The first tangible results of that, he says, weren't the kind of big gains you'd expect. Rather, Jelly Belly saw some significant cuts and few major losses.
"We lost some customers through this process," he recalls. "In fact, M3 helped us lose those customers."
The system helped identify Jelly Belly's toxic customers—those customers that had been abusing the company's old, lax charge-back system to save some money at Jelly Belly's expense.
"They were the customers you want to lose—the customers that don't help you stay in business or make money," he says. "Without them, we were able to focus on customers who understand how businesses operate and could help us make money."
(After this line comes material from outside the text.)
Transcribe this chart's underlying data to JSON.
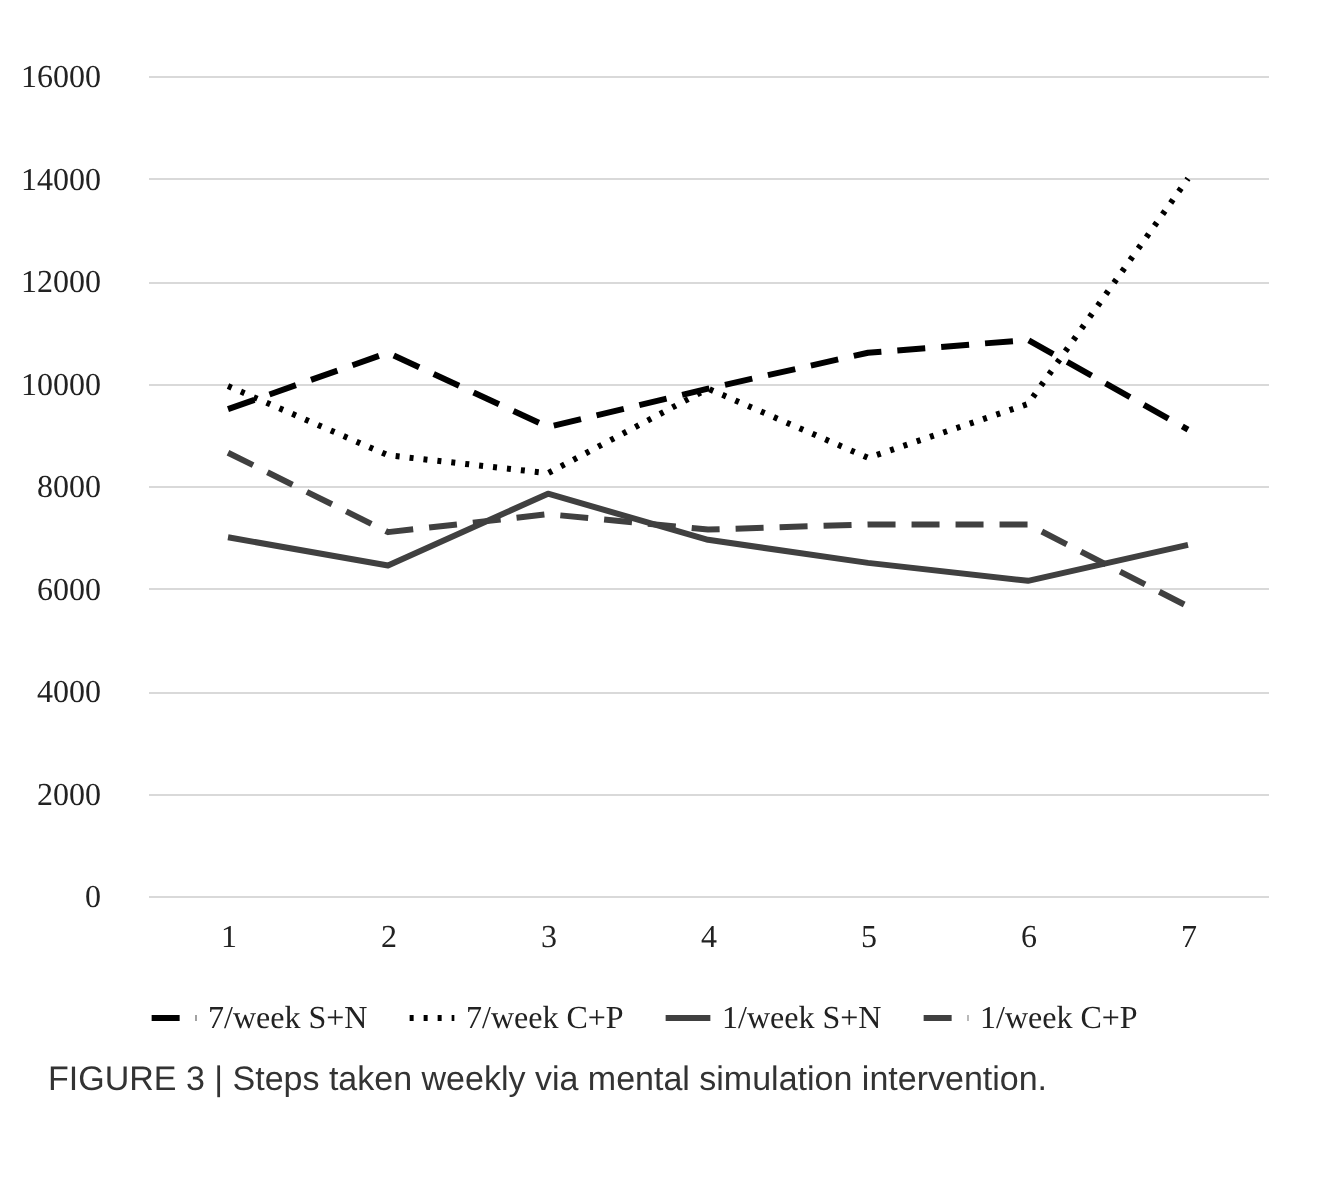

His team's next discover came as a bit of blow. It turns out that some flavors and products at everybody at Jelly Belly loved and assumed were profitable, actually weren’t.
"They weren't popular at all," he says. "They were losing money. So we had to either fix them or ditch them. And we actually ditched several line-ups after M3 helped us understand product cost."
And that was just the start.
"For the first time, we were able to understand our customers and their profitability and our products and their profitability," he says. "We could finally see what we were doing right and what we had to stop doing. That was a big deal to us."
Rosman ties the project directly to expanded international operations, increased profitability and efficiency—all of those positive outcomes you'd expect from a big IT makeover.
"With our old system, we would not be running this business now. We already weren't running it," he says. "It was a miracle that the business was running at all before we brought this in."